Trump’s Supreme Court pick avoids questions on abortion, gay marriage

US Supreme Court nominee Judge Amy Coney Barrett

President Donald Trump’s Supreme Court nominee Amy Coney Barrett on Tuesday said at her U.S. Senate confirmation hearing that her religious views would not affect her decisions on the bench and declined to say whether she believes landmark rulings legalizing abortion and gay marriage nationwide were properly decided.

The Senate Judiciary Committee hearing also presented Barrett with a chance to respond to Democratic lawmakers who have been unified in opposing her on what they say would be her role in undermining the Obamacare healthcare law and its protection for patients with pre-existing conditions.
Trump has asked the Senate to confirm Barrett before the Nov. 3 election in which he is seeking a second term in office.
Barrett, facing questioning by senators for the first time, declined to say whether she would consider stepping aside from an upcoming Obamacare case, as Democrats have requested, saying she would follow rules on recusal, which give individual justices the final say.
“That’s not a question I can answer in the abstract,” Barrett said.
Barrett noted that the new case the court is hearing on Nov. 10 is on a different legal issue to two previous Supreme Court rulings that upheld Obamacare, which she had criticized. Barrett declined to say how she would approach the new case in which Trump and Republican-led states are seeking to invalidate the 2010 law formally called the Affordable Care Act.
The Affordable Care Act is Democratic former President Barack Obama’s signature domestic policy achievement and has enabled millions of Americans to obtain medical coverage.
In responding to questions about abortion, which was legalized nationwide by the Supreme Court in a 1973 ruling called Roe v. Wade, Barrett said she would, as in other cases, consider the various factors usually applied when justices weigh whether to overturn a precedent.
“I promise to do that for any issue that comes up, abortion or anything else. I’ll follow the law,” Barrett said.
Senator Dianne Feinstein, the panel’s top Democrat, asked Barrett whether she believed Roe v. Wade, which recognized a woman’s constitutional right to terminate a pregnancy, was properly decided. She declined to answer.
Feinstein told Barrett it was “disturbing” that she would not give an answer.
Religious conservatives are hoping the Supreme Court will overturn Roe v.
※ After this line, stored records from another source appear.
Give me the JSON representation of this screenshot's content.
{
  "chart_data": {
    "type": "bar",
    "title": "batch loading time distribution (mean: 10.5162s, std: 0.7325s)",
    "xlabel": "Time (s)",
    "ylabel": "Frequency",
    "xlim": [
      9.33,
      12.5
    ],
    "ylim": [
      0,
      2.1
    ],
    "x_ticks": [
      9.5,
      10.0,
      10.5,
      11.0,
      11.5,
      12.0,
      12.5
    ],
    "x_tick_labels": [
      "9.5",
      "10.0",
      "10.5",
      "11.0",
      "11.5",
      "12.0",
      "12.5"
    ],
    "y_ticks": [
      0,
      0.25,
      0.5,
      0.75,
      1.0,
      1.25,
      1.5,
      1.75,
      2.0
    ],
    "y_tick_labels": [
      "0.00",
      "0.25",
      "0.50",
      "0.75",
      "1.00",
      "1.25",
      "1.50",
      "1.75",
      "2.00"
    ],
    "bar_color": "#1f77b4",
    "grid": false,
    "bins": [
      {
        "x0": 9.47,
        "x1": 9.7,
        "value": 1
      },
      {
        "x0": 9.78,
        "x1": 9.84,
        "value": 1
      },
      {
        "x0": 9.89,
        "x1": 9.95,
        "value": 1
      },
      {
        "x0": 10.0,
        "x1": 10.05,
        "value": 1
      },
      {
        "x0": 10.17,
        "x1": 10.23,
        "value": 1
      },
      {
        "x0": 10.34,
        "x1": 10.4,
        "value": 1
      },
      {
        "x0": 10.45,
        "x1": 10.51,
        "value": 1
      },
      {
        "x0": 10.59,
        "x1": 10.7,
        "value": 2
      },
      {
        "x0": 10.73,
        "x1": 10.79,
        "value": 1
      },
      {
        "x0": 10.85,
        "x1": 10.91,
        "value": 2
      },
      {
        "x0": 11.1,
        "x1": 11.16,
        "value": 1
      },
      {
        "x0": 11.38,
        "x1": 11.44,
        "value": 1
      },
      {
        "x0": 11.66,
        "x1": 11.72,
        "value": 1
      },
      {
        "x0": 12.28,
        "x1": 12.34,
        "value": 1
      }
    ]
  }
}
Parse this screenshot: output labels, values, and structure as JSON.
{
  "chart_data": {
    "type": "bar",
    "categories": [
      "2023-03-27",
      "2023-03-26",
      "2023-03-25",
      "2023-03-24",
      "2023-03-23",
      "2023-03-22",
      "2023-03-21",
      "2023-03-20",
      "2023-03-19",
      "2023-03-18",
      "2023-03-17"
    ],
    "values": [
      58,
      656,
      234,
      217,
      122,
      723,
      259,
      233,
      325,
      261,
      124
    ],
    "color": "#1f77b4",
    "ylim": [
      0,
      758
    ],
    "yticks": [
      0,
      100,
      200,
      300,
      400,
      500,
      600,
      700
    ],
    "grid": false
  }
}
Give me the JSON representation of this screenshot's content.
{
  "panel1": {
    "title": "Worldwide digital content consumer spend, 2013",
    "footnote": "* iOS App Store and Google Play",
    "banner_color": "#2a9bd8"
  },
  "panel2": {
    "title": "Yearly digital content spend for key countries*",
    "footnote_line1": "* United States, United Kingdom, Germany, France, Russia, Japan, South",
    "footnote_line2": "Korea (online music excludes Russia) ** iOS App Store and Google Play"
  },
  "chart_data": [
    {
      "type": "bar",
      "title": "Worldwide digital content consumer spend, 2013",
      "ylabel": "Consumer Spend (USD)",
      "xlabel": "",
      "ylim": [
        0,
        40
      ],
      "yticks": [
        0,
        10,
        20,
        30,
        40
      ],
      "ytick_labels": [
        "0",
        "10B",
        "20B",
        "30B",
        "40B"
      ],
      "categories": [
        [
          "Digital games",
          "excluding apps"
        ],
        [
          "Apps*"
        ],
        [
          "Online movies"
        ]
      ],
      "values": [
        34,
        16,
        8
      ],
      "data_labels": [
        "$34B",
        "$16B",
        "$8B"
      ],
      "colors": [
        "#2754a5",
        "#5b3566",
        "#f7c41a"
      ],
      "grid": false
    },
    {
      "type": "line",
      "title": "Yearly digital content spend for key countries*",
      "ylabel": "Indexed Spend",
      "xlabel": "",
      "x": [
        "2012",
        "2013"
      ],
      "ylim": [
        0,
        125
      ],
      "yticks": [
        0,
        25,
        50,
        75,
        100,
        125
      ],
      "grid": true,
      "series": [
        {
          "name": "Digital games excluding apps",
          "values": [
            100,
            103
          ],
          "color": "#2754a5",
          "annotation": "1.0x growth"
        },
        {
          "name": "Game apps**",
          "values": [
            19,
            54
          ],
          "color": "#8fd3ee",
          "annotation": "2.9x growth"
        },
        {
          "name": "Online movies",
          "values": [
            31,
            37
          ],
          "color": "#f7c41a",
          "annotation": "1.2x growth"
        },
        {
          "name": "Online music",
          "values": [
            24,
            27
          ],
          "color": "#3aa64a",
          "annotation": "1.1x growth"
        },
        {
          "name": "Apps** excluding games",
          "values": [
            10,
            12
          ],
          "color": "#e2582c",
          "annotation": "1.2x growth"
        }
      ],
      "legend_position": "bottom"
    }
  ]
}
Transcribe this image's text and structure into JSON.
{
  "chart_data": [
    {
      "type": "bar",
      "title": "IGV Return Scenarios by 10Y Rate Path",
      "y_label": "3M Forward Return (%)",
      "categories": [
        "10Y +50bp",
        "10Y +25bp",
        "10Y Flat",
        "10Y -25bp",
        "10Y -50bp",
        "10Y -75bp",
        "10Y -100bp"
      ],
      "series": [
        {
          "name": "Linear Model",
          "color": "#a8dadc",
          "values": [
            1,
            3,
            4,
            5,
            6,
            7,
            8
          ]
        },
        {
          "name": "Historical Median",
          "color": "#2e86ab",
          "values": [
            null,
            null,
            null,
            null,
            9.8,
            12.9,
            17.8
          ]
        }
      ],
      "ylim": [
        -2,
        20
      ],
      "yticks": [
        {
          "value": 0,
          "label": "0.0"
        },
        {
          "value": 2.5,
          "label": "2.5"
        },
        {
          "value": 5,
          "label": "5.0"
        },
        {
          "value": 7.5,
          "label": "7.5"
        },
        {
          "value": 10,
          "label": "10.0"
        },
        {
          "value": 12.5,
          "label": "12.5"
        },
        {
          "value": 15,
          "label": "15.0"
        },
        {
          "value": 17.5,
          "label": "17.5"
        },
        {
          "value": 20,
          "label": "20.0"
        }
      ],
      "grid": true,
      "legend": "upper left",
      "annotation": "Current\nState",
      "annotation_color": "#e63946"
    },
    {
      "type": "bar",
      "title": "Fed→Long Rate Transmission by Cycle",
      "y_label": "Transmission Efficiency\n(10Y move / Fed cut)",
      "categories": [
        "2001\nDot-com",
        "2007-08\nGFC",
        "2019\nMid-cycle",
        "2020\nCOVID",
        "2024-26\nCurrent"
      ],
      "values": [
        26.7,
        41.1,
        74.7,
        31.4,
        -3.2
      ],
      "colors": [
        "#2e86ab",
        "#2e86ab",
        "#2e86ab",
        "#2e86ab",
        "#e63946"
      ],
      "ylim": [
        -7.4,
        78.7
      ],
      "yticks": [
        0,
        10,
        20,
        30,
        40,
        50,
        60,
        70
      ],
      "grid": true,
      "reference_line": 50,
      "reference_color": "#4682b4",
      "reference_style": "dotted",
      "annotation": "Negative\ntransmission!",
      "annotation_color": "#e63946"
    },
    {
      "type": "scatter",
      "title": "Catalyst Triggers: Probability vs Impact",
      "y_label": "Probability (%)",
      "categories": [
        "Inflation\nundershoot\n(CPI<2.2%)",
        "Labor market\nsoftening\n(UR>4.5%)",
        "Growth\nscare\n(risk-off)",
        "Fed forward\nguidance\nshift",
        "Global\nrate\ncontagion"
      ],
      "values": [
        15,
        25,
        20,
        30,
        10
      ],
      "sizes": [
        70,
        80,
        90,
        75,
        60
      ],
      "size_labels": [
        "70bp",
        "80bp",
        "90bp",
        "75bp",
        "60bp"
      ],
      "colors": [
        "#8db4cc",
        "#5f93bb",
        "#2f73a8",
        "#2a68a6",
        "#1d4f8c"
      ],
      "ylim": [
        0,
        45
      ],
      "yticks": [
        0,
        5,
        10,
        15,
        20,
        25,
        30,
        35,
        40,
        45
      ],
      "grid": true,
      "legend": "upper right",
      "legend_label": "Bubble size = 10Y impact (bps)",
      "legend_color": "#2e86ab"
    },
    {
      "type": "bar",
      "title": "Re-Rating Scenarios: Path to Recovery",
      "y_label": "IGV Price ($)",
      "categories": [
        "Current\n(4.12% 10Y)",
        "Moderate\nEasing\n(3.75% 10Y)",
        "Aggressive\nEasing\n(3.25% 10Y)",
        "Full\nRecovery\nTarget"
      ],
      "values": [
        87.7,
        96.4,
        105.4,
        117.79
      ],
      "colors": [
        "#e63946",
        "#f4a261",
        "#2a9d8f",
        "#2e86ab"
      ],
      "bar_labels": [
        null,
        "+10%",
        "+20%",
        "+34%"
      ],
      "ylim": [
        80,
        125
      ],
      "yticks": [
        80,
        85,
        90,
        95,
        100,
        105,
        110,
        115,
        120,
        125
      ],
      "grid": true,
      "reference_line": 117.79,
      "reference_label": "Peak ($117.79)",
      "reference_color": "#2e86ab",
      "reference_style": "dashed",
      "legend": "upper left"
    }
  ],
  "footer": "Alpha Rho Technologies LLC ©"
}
Wade.
Republican Senator Lindsey Graham, the committee’s chairman, opened the questioning by asking her about her conservative legal philosophy known as originalism, in which laws and the Constitution are interpreted based on the meaning they had at the time they were enacted.
“That meaning doesn’t change over time and it’s not for me to update it or infuse my own policy views into it,” Barrett said.
Graham asked Barrett, a devout Catholic and a favorite of religious conservatives, whether she could set aside her religious beliefs in making decisions as a justice.
“I can,” Barrett said.
GAY MARRIAGE
Barrett called the late conservative Justice Antonin Scalia, for whom she served as a clerk two decades ago, as her mentor, but said she would not always rule the same way as him.
“You would not be getting Justice Scalia, you would be getting Justice Barrett. That is so because originalists don’t always agree,” she said.
Questioned by Feinstein, Barrett would not comment on whether she agreed with Scalia that the 2015 Supreme Court ruling legalizing gay marriage nationwide was wrongly decided.
“I have no agenda and I do want to be clear that I have never discriminated on the basis of sexual preference and I would not discriminate on the basis of sexual preference,” Barrett said.
Barrett declined to answer when Feinstein asked her whether the U.S. Constitution gives the president the authority to unilaterally delay a general election under any circumstances. Barrett said if such a question came before her as a judge she would have to hear arguments and read legal briefs before deciding.
“If I give off the cuff answers then I would be basically a legal pundit. And I don’t think we want judges to be legal pundits. We want judges to approach cases thoughtfully and with an open mind,” Barrett said.
Barrett was nominated to a lifetime post on the court on Sept. 26 by Trump to replace the late liberal Justice Ruth Bader Ginsburg.
Republicans have a 53-47 Senate majority, leaving Democrats with little to no chance of blocking Barrett‘s confirmation.
If confirmed, Barrett, 48, would tilt the Supreme Court further to the right and give conservative justices a 6-3 majority, making even the unexpected victories on which liberals have prevailed in recent years, including abortion and gay rights, rarer still. She is Trump’s third Supreme Court appointment.
Trump’s nomination of Barrett came late in an election cycle when Republican control of both the White House and Senate is at stake. The confirmation hearing format has changed because of the COVID-19 pandemic, with the public excluded and some senators participating remotely.
Democrats, including vice presidential candidate Kamala Harris, on the first day of the hearing zeroed in on the fate of Obamacare, as Republicans push to confirm Barrett before Election Day. Democrat Joe Biden is challenging the Republican Trump.
The hearing is a key step before a full Senate vote by the end of October on Barrett‘s confirmation to a lifetime job on the court.